Perhaps counterintuitively, some of the Internet's biggest gatekeepers are also some of its least-protected enablers. Country-code Top-Level Domain registries (ccTLDs), whose databases are responsible for routing user requests to reach a website to that website, are typically universities or small organizations who provide the registry services to entire countries or regions.
A registry like this basically keeps a database of domain names for a country, a region or another grouping. Examples would be URLs ending with .fr (French domain name registry operated by a non-profit called AFNIC), .edu (operated by a non-profit that promotes the use of IT for education in US educational institutions) or .co.uk (a UK ccTLD, also operated by a non-profit).

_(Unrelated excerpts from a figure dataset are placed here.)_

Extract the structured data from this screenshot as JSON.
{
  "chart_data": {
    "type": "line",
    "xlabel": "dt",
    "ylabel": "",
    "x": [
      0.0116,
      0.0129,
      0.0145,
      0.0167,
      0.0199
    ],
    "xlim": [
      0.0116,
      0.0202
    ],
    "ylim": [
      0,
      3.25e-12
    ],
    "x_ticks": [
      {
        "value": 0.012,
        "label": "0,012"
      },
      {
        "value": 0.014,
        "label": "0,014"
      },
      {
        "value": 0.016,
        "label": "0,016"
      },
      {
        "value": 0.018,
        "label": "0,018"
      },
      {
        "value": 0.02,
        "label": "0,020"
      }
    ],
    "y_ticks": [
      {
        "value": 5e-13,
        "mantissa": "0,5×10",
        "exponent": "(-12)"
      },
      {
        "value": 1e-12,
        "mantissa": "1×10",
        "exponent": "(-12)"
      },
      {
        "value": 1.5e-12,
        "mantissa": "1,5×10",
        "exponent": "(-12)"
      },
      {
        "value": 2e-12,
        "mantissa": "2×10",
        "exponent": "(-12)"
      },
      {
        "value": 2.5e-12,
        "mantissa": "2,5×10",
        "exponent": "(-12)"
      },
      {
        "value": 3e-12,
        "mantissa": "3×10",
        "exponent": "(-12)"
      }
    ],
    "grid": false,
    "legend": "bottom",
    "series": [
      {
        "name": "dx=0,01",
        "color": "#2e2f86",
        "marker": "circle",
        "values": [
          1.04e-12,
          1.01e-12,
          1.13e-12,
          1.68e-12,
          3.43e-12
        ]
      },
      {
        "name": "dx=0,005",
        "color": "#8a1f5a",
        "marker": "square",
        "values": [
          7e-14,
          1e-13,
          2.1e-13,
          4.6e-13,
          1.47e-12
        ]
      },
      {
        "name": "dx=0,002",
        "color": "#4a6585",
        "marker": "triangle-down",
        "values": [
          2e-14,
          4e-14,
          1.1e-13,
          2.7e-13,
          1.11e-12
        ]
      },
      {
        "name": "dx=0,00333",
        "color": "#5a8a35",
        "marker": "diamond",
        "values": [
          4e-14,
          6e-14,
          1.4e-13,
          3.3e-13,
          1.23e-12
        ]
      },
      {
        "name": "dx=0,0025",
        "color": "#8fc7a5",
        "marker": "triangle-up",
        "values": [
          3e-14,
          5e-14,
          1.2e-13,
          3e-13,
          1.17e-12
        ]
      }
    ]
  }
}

These shops cannot afford to throw a lot of resources at security, which makes websites in their databases – which map domain names to websites – easy prey to hackers. “They don't have the resources to apply security teams to run scanning tools or do deep code reviews,” Mark Estberg, senior director of security and compliance for Microsoft's online services, says about ccTLDs.
A typical IT infrastructure of such a registry consists of a few servers in a colocation data center. They have the same security guidance all web-service providers have, but it's not enough. “Typically what happens is they'll have a cross-site scripting vulnerability on their web service or an unpatched server, and that vulnerability will be taken advantage of,” Estberg says.
On the end-user side, the result is a request to reach a certain website is simply redirected to a different website that may install some malware on the user's computer or display a message – often a political one. Such attacks have been happening for years, and many of the world's websites have suffered, including a number of Microsoft sites.
“It's been happening for years, and what we've noticed more recently is the volume of attacks [has] increased,” Estberg says. This is why Microsoft announced on Tuesday, in conjunction with the RSA Conference in San Francisco, that it will be providing free security services to all top-level domain registries, including ccTLDs, to help prevent and, if attacked, deal with such attacks. The risk-assessment service the company is offering (finding security vulnerabilities and suggesting ways to fix them) will employ the same procedures Microsoft uses to protect its own infrastructure.
Permanent state of alert
Being one of the world's largest software companies and now also a major provider of cloud-based services, Microsoft is basically in permanent state of being under attack, Estberg says. While its web services have suffered consequences of attacks on ccTLD registries, the most common type of attack on the infrastructure supporting Microsoft's cloud services is Denial of Service (DoS). “We're subject to Denial-of-Service attacks on a very regular basis,” he says.
Estberg's team – about 100 people responsible for security and compliance of the global cloud infrastructure – has built out a large infrastructure to manage these attacks and implemented technology to redirect the packets that attempt to flood the company's servers during a DoS attack.
He thinks there are two main reasons DoS attacks are so common. One is elasticity and scalability of public-cloud infrastructure. The main appeal of using cloud for “legitimate” IT purposes is also what makes DoS attacks fairly easy to undertake. Instead of looking for physical PCs around the world to send a flood of requests to a web service, attackers can now deploy a bunch of virtual machines in the Cloud to do the job. The second reason is that the attackers have become more organized, Estberg says.
The infrastructure Estberg's team secures is separate from Microsoft's own IT – a delineation the company keeps very deliberately. This is the infrastructure that supports its Azure Infrastructure- and Platform-as-a-Service offerings. These are subject to DoS attacks, but the most targeted part of Microsoft's cloud portfolio are its Software-as-a-Service offerings for consumers, such as Outlook.com or Bing. Attacks on its SaaS products for enterprises (Office 365 or CRM Live) are usually more focused on specific data, since these are the systems storing a lot of enterprise information, but they also come under typical DoS attacks on a regular basis.
Attackers' goals vary, Estberg says. Some of them look for publicity, others try to steal data, and yet others want to simply create disruption.
Estberg, 45, has been at Microsoft for 13 years, 11 of them in security. When asked if there was a single thing he thought every operator of cloud infrastructure should know about security, he is quick to answer simply: “Remember the fundamentals.”